POP-TARTS

Test your knowledge of convenience food: Of course you know that Kellogg’s Pop-Tarts come two to a packet, but suppose you choose to eat only one. Admittedly, this is an unlikely scenario because, as comedian Paula Pound-stone is fond of pointing out in her stand-up routine, after the packet is open, it seems illogical to leave half of it uneaten. But for the sake of argument, let us hypothesize that you are on a diet and you are forced to limit your intake to only one 200-calorie toaster pastry—which, according to the Nutrition Information area on the side of the box, is in fact a single serving. What do you call it?

If you said “a Pop-Tart,” you are wrong. According to Kellogg, which conceptualized toaster pastries and introduced them to the world in 1964 (originally as Country Squares), even a single slab of the number-one heat-and-eat table tile is properly referred to as a Pop-Tarts. The s on the end not only confirms Paula Poundstone’s craving to eat them in multiples; it also suggests the profusion of Pop-Tarts among America’s daily rations.

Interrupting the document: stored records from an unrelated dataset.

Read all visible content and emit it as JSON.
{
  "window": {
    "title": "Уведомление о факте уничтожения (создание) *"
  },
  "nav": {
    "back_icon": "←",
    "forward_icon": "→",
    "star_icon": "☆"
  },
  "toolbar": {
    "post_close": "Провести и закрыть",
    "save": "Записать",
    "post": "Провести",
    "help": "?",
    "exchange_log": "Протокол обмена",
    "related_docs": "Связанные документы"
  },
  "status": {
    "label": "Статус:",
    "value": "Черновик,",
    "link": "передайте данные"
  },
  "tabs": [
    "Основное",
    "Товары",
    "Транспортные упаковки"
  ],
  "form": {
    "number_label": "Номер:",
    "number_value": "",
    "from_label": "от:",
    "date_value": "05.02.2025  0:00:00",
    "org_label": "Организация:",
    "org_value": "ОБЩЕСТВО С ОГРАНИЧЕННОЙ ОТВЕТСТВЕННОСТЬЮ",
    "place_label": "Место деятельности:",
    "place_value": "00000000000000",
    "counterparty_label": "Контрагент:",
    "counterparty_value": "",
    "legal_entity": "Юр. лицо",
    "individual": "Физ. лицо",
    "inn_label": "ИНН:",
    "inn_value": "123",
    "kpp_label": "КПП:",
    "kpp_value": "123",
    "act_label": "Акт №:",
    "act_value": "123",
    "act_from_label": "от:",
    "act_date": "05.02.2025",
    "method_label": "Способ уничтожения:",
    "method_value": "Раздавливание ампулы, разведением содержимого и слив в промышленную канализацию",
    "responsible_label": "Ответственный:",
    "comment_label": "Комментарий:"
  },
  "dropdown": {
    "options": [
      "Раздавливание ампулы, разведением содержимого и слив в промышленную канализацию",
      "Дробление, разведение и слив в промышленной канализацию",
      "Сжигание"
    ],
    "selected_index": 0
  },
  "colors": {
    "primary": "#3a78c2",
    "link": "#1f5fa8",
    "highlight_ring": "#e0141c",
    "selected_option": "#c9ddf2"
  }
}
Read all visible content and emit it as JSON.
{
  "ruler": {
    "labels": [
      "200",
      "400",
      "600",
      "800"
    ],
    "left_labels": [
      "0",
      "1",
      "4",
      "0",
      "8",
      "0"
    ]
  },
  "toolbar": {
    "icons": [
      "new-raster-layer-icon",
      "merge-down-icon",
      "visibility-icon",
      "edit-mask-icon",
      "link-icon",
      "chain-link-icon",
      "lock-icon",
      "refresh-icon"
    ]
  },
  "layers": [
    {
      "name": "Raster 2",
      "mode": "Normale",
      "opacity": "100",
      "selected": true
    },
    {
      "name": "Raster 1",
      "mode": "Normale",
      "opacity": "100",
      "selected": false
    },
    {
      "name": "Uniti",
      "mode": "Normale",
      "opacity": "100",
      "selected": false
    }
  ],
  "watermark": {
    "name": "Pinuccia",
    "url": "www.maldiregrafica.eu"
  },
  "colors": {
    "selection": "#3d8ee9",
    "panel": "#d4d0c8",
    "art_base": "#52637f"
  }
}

Pop-Tarts aren’t merely very popular; they have become a paramount symbol of corporate creativity—an ingenious method for harried eaters to ingest warm, complex foodstuff almost instantly and without exertion. Plucked from a foil packet in a cardboard box on an unrefrigerated pantry shelf, they need only a few minutes in a toaster to become something that resembles freshly baked food!

We asked Kellogg to tell us who exactly eats them, and their creator responded (and we quote): “Everyone in the country.” A nice person in the department of Corporate Communications advised us that the age range of Pop-Tarts eaters was between two and thirty-five, but that most people who eat them are between six and seventeen. The bigger the family (3+ kids), the more likely it is that Pop-Tarts will be a regular staple. At one point, the My Three Sons television family were Pop-Tarts spokespeople.

Eighty percent of all Pop-Tarts are eaten warm; in fact, “warmth” is one of the top three reasons people like them (“taste” and “convenience” are the other two). Although nobody mentioned it in the Kellogg surveys to which we were privy, one of the truly remarkable qualities of Pop-Tarts is the way they feel: They are substantial pieces of food, denser and heftier than any pastry you would find in a bakery, and whether they are cold or toasted, fresh from the foil packet or abandoned on the kitchen counter days before, they are relentlessly crisp. A Pop-Tarts’s shelf life (in the box) is six to nine months, depending on whether or not it is a fruited variety. No matter how you treat it, it always feels ready to eat; and it is so wieldy that most people don’t bother putting it on a plate. The only thing capable of killing a Pop-Tarts is a microwave oven. People too impatient to wait the full two minutes required in a toaster oven wind up with a hideous clump of sodden, fissured dough engulfed by sticky globules of corn syrup, partially hydrogenated oils, dextrose, gelatin, and xanthan gum it once encased.